Atomic layer deposition: Applications in plasmonics and catalysis

Understanding the chemistry of heterogeneous catalysts constitutes a research area of enormous importance for the ultimate goal of rational catalyst design. Elucidation of structure-activity relationships requires new methods for the controlled synthesis of nanostructured catalysts as well as in situ characterization techniques capable of probing both catalyst and surface adsorbates. Atomic layer deposition (ALD), with precise size control afforded by the self-limiting nature of the surface reactions, is a versatile method for the synthesis of highly uniform supported metal and metal oxide catalysts. Surface-enhanced Raman spectroscopy (SERS) is ideally suited for probing catalytically relevant interfaces because of its superior surface sensitivity and its compatibility with aqueous environments. In this work, the goals of controlled catalyst synthesis and in situ spectroscopic characterization are realized through the use of ALD.;A flow-type reactor was first constructed and implemented for the ALD of metal oxides such as Al2O3 and TiO2. Deposition of ultrathin Al2O3 layers over SERS-active substrates was shown to greatly enhance the stability of nanoscale structures in solvent, enabling elevated temperature SERS measurements in the liquid phase for the first time.;The surface chemistry and growth of VOx from vanadium oxytriisopropoxide and water was characterized by in situ quartz crystal microbalance studies. VOx/Al2O3 catalysts were then synthesized by ALD and examined by UV Raman spectroscopy. The observed vibrational frequencies for the terminal V=O stretch of VOx indicate primarily monomeric surface species and differences in VOx surface coverage and structure between theta-Al2O3 and ALD Al2O 3 supports.;Finally, ALD of Ag was explored. Traditional AB-type reaction sequences under thermal conditions proved to be quite difficult owing to the lack of effective reducing agents. However, ABC-type ALD was shown to be an effective method for synthesizing Ag nanoparticles of interest for plasmonics and catalysis.

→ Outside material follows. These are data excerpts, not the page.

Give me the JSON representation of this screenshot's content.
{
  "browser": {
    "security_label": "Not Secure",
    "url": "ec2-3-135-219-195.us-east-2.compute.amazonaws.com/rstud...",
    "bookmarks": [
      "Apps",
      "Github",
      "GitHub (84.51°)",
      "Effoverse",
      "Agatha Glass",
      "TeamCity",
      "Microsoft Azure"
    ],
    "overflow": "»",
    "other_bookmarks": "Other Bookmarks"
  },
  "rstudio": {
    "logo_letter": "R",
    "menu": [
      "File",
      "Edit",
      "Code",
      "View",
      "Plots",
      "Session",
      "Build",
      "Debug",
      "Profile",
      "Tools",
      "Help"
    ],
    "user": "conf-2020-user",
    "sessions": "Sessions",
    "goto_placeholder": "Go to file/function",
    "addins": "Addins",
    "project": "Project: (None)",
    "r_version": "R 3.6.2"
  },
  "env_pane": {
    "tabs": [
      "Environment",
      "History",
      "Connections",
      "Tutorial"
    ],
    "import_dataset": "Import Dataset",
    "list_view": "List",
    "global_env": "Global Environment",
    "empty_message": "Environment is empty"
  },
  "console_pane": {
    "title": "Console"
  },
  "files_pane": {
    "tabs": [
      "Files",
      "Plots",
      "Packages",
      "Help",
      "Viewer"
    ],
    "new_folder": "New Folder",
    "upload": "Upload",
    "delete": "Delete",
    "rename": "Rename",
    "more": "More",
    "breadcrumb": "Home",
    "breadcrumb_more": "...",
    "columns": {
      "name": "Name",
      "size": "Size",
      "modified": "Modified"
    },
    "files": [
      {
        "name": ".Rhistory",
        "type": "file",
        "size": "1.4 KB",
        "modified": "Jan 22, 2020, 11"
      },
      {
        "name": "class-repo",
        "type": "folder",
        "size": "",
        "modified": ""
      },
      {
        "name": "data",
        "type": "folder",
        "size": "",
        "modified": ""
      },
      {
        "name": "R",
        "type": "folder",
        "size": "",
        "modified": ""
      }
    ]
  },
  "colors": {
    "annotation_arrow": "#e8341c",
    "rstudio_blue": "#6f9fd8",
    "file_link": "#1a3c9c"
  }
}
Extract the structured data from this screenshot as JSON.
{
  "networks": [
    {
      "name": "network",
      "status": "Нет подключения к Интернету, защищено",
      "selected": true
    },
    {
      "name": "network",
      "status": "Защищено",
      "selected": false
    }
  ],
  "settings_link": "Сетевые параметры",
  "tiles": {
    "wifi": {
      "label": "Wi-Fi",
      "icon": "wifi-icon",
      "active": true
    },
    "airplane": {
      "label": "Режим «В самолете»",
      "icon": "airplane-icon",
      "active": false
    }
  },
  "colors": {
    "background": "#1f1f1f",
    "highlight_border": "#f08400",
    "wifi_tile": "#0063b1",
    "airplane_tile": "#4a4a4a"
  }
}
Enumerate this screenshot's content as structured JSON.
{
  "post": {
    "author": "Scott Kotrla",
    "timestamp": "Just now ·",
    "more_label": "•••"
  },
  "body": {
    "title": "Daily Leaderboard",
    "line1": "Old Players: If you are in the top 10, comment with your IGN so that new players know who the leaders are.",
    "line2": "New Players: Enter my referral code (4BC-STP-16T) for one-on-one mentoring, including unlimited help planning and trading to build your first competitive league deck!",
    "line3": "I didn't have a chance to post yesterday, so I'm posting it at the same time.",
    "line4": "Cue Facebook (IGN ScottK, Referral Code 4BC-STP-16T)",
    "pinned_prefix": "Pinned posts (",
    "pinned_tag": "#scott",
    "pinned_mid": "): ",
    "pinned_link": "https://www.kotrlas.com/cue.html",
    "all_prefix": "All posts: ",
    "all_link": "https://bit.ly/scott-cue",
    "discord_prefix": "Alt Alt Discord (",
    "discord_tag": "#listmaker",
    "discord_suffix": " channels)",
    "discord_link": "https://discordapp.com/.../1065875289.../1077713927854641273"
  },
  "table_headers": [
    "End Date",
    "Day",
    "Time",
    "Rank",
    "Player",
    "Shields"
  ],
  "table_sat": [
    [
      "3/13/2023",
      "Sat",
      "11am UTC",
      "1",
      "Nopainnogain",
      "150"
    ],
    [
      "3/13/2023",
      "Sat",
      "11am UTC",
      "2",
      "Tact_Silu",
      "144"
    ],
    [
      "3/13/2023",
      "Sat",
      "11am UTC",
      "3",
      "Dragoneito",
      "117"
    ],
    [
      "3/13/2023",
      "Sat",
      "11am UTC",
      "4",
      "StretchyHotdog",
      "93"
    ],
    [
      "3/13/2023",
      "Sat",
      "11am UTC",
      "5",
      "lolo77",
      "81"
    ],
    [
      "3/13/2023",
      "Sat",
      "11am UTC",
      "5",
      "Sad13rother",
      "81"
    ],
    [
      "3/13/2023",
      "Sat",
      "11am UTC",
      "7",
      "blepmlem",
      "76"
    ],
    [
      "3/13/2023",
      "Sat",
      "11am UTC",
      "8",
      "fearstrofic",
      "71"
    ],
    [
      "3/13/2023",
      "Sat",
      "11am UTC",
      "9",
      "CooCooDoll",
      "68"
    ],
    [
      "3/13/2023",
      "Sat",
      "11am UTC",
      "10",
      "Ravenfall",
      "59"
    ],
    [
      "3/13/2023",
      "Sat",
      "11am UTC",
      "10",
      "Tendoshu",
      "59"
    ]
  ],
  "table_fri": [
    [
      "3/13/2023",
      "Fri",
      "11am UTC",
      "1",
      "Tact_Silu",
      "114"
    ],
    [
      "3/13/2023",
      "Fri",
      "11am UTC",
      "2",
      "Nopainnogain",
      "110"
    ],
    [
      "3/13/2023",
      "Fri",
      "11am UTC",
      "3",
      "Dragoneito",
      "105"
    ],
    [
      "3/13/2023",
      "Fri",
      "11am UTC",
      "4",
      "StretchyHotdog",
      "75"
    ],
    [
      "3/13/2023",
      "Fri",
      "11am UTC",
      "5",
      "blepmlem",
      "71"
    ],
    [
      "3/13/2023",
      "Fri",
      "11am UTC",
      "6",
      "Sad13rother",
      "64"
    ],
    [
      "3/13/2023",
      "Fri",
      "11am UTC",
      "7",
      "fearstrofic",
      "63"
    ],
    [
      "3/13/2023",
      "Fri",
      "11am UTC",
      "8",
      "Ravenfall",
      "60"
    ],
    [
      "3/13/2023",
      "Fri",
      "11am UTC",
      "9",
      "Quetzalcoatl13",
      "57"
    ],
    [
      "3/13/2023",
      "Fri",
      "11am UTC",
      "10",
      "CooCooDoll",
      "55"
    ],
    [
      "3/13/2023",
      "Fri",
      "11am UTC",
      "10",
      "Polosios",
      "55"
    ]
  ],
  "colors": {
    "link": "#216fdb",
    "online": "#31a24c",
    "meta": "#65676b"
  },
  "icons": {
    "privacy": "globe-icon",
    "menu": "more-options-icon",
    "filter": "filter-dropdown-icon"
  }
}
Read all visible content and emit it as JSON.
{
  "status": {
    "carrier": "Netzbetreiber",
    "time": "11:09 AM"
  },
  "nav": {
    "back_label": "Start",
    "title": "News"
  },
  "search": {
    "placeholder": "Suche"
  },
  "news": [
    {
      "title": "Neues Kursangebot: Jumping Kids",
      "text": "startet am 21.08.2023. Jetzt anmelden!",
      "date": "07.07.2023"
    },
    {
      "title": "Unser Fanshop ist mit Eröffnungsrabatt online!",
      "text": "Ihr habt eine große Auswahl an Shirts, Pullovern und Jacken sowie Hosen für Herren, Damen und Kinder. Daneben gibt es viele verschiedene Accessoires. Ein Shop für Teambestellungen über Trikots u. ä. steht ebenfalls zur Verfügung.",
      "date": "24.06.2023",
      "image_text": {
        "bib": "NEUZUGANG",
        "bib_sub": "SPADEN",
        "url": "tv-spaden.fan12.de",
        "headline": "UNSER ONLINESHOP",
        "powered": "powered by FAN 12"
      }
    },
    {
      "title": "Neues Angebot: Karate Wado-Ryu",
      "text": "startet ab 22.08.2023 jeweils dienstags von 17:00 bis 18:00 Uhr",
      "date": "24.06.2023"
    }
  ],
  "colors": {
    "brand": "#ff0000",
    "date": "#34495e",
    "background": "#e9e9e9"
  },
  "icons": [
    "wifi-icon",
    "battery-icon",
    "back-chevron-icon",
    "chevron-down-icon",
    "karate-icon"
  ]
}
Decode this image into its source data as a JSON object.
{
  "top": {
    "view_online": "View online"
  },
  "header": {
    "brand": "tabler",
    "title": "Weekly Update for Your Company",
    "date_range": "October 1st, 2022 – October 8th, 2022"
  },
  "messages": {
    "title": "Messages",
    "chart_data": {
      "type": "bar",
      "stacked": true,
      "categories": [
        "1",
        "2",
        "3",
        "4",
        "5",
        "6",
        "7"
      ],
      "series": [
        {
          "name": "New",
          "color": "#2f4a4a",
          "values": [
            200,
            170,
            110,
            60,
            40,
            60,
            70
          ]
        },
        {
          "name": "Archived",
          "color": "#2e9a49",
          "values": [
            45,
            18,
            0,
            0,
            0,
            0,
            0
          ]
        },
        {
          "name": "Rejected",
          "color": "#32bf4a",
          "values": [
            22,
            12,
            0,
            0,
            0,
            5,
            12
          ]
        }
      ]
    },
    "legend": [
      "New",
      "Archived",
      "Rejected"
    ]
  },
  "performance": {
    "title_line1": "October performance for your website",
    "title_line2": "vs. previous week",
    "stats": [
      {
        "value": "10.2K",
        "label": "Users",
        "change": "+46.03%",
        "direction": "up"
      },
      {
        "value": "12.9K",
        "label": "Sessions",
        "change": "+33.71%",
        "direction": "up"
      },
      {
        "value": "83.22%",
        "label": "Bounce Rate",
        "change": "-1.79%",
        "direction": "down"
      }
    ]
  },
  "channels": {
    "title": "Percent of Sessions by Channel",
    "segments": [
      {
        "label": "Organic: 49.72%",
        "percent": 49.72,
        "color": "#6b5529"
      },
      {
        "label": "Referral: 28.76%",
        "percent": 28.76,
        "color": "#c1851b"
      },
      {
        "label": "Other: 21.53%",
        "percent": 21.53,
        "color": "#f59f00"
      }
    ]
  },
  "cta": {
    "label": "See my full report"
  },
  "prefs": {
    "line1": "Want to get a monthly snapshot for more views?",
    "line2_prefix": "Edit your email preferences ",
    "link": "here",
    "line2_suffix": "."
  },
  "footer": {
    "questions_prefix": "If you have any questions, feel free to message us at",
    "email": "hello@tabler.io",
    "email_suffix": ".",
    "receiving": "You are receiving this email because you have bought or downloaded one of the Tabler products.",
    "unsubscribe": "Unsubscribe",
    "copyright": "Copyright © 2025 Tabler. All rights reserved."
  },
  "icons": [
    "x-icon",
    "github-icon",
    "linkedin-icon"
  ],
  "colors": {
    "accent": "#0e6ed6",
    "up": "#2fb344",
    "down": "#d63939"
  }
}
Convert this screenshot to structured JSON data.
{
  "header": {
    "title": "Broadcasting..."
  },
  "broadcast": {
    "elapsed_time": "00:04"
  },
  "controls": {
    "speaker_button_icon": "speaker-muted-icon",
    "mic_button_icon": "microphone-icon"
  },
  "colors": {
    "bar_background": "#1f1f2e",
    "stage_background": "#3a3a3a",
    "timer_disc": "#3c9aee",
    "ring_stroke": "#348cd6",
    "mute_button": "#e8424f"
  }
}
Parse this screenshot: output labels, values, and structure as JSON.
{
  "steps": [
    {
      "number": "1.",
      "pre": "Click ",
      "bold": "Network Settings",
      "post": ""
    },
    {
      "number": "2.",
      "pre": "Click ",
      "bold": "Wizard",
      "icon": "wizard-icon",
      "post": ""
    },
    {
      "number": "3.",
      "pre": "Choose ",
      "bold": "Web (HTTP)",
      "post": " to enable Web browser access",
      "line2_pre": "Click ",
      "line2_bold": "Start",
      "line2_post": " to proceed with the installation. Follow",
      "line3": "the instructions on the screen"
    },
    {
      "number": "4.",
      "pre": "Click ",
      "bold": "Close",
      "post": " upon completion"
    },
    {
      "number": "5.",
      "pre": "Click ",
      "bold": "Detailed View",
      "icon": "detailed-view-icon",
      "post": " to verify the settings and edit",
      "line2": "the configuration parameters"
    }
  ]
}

Ag growth on TiO2 results in ultrasmall nanoparticles that are uniformly dispersed with a narrow size distribution, while Ag growth on Al 2O3 results in larger plasmonically active nanoparticles.;The work presented here highlights ALD as a promising technique for the controlled synthesis of new catalytic materials as well as the stabilization and functionalization of plasmonic nanostructures for systems of interest in catalysis.